I really think this is a coin flip.

The fact of the matter is, Jesus was accused of hanging out with sinners by the Pharisees. It was the pharisees, aka the bad guys, who said this. As such, it might be construed that they were in fact idiots. Jesus’s defense, “I have come not to save the [self-]righteous, but sinners” mocks their position, IMHO. Probably most of his companions were somewhat repentant.

Jesus specifically ordered the apostles not to stay in communities where his gospel was not accepted by anyone in that community, and that they should kick the dirt from their sandles and move on to the next town.

So by that measure, someone who truly believes abortion to be wrong should not be hanging out with abortionists unless they are trying to convert them to the cause.

But I’m undecided if the means-ends test really comes in here. If it comes to saving lives – you would have a steady stream of new people coming in you could council against sin. But, somehow I don’t think Planned P. would appreciate such people hanging out in whatever guise, and would see to it morally lax people were working in their office instead.
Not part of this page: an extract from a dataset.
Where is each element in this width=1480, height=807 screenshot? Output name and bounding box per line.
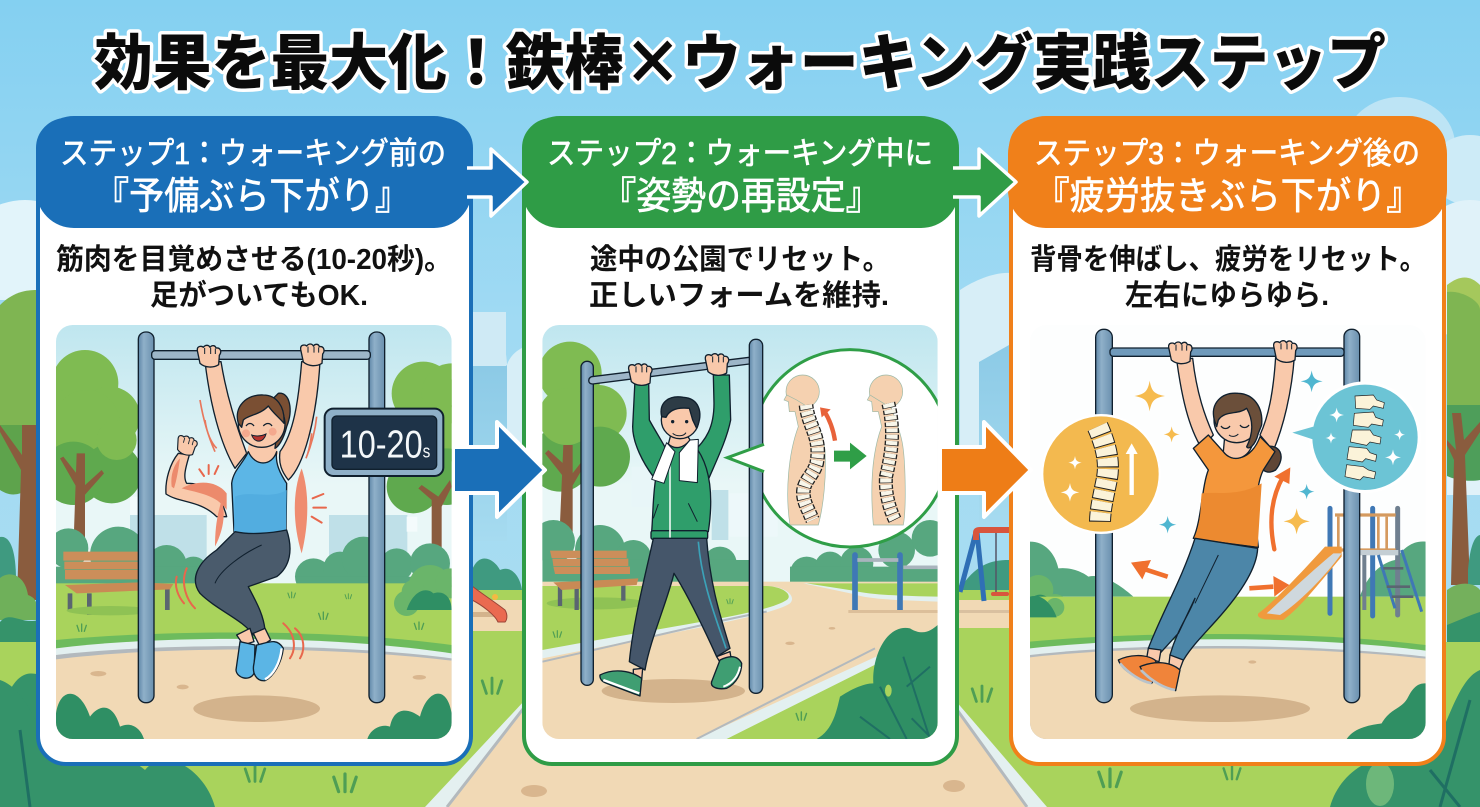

It is a tough call, ren, the more I think about it.

Get real. The RCC does not consider protestant churches or Jewish synagogues to be “immoral”.
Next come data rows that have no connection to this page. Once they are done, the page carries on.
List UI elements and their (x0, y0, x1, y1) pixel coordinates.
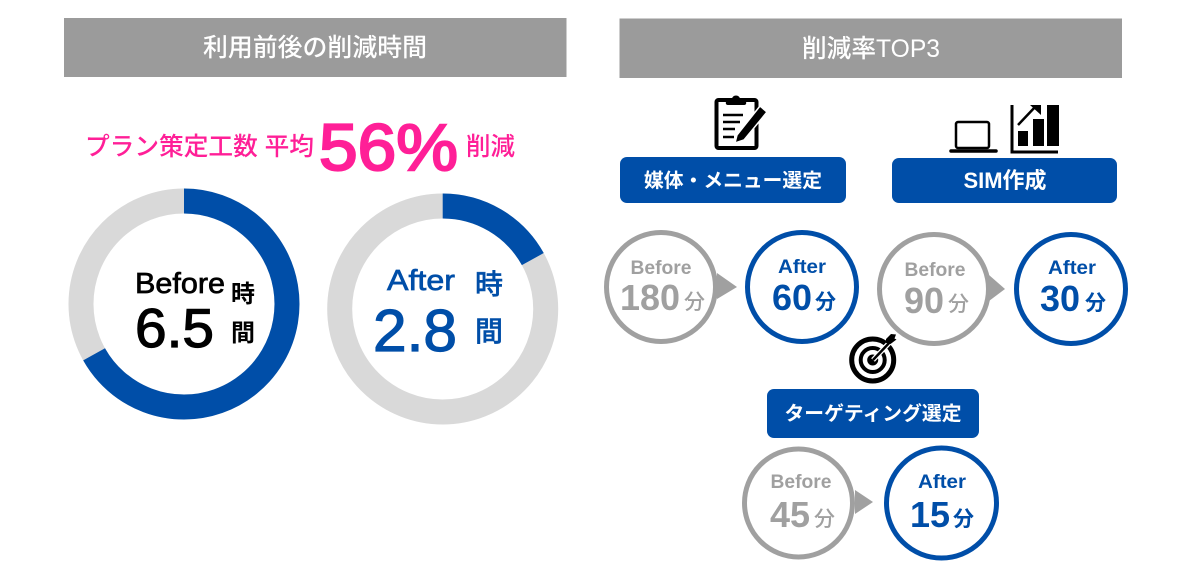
badge: media and menu selection: 媒体・メニュー選定 (644, 170, 822, 192)
circle: after 30: 30 (1040, 278, 1080, 319)
circle: after 60: After (778, 257, 827, 278)
donut chart: before (81, 201, 287, 407)
heading: right panel: 削減率TOP3 (802, 35, 940, 63)
heading: left panel: 利用前後の削減時間 (203, 34, 427, 62)
arrow (989, 275, 1005, 301)
badge: targeting selection: ターゲティング選定 (784, 402, 962, 425)
donut chart: after: 間 (475, 316, 503, 347)
circle: before 180 (606, 232, 716, 342)
callout: average reduction: 56% (319, 110, 458, 184)
donut chart: after (340, 206, 546, 412)
badge: targeting selection (767, 389, 979, 438)
donut chart: before: 時 (231, 281, 255, 308)
callout: average reduction (85, 110, 515, 184)
icon: clipboard with pen (716, 96, 767, 148)
icon: laptop (951, 122, 996, 151)
circle: after 30: After (1048, 258, 1097, 279)
circle: before 90 (880, 234, 988, 344)
circle: before 90: Before (904, 260, 966, 281)
circle: after 60 (748, 232, 856, 342)
circle: after 15: 15 (910, 494, 950, 535)
donut chart: after: 2.8 (373, 298, 457, 364)
badge: SIM creation (892, 158, 1117, 203)
circle: before 180: 分 (684, 291, 705, 314)
callout: average reduction: プラン策定工数 平均 (85, 133, 314, 161)
circle: after 15: 分 (953, 508, 974, 531)
circle: before 180: Before (630, 258, 692, 279)
circle: before 180: 180 (620, 277, 680, 318)
heading: left panel (64, 18, 566, 77)
icon: target with arrow (852, 334, 896, 381)
donut chart: before: 6.5 (135, 297, 214, 359)
circle: after 30: 分 (1085, 292, 1106, 315)
icon: bar chart (1012, 105, 1059, 152)
heading: right panel (620, 18, 1122, 78)
circle: after 60: 60 (772, 277, 812, 318)
donut chart: after: 時 (475, 269, 503, 300)
donut chart: before: 間 (231, 320, 255, 347)
circle: before 45: 45 (770, 494, 810, 535)
circle: before 45: 分 (814, 508, 835, 531)
circle: before 90: 分 (948, 293, 969, 316)
circle: after 15 (886, 448, 996, 558)
callout: average reduction: 削減 (466, 133, 515, 161)
comparison: 45 to 15 minutes (744, 448, 996, 558)
circle: after 30 (1016, 234, 1126, 344)
badge: SIM creation: SIM作成 (964, 168, 1046, 193)
comparison: 180 to 60 minutes (606, 232, 856, 342)
circle: before 90: 90 (904, 280, 944, 321)
arrow (717, 273, 737, 299)
comparison: 90 to 30 minutes (880, 234, 1126, 344)
arrow (855, 490, 873, 514)
circle: before 45: Before (770, 472, 832, 493)
circle: after 60: 分 (815, 291, 836, 314)
badge: media and menu selection (620, 157, 846, 203)
donut chart: before: Before (135, 268, 225, 300)
circle: before 45 (744, 449, 852, 557)
donut chart: after: After (387, 265, 455, 297)
circle: after 15: After (918, 472, 967, 493)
The RCC IS consistent in the “mixed message” dept in that it certainly DOES state that attending a protestant service does not meet a Sunday mass obligation…and also states that non-Catholics may not receive communion for similar reasons…
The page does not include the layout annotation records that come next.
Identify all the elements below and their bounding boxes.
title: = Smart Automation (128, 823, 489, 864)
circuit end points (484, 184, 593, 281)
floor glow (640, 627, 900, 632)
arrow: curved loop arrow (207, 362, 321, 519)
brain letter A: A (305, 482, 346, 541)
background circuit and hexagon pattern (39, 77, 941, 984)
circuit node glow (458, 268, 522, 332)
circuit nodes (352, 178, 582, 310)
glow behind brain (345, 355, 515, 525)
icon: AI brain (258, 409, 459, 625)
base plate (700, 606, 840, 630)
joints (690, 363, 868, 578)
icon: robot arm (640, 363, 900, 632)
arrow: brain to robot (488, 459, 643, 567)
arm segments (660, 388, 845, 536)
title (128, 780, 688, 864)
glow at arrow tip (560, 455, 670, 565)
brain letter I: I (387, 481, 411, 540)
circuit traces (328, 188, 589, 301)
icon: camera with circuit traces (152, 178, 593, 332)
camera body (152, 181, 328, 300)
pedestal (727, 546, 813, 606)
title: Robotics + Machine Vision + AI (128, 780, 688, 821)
BTW JC did not hang around hookers to support their chosen profession or remain neutral on the subject…

The RCC (and other churches) do much to promote adoptions, (in Chicago, they especially support the adoption of minority children through the One Church One Child campaign)…in this particular case… a reasonable argument can be made that abortion and adoption are presented as morally equivalent (by the absense of anything to the contrary). Part of the RCCs mission is to teach/evangelize their beliefs…which dont include being neutral on the subject of abortion.

This notion of “moral neutrality” can be a heinous idea in some situations.

tomndeb, we don’t seem to be communicating very well.

Uh huh. Exactly. I think the argument is that putting them in the same place is trying to make that equation.

First off, you’re unneccesarily splitting hairs about the distinction between “is equivalent” and “makes it appear equivalent”. I never said the CC believes they are equivalent, nor is the actual moral equivalence/non-equivalence at issue here.

As for “giving the impression”:

I don’t but the CC does. I consider that unChristian. See latter part of previous post. What am I leaving unclear?

Neither can I. Where did I say they were, or that she said they actually were equivalent? Is this thread about the CC deciding that adoption and abortion are equivalent? No. Why are you at pains to make this distinction?

EAXCTLY!!!

Now, neither PP or The Cradle have made any sort of statement or behaved in any way so as to indicate that the two options are morally equivalant, or (to split the same hair as you) that the two options should be seen as morally equivalent. In fact, The Cradle is at pains itself to point out that it is NOT ATTEMPTING TO MAKE ANY MORAL JUDGEMENTS ON THE ISSUE. Sorry for shouting but you keep missing this:

THE ONLY PARTY COMING TO ANY CONCLUSIONS ABOUT MORALITY IS THE CHURCH!!!

Please re-read the second part of my previous post re: the difference between “We make no moral judgement” and “we consider things morally neutral”. By conflating the two the Church is further politicizing the issue, starting a non-existent argument over morality (i.e., PP and The Cradle are NOT attempting to engage in a moral argument of any kind), objecting to actions which may help alleviate the suffering of others and actually reduce abortions, and in general acting in a self-righteous and unChristian manner. In my view. Again, what part of this am I not making clear?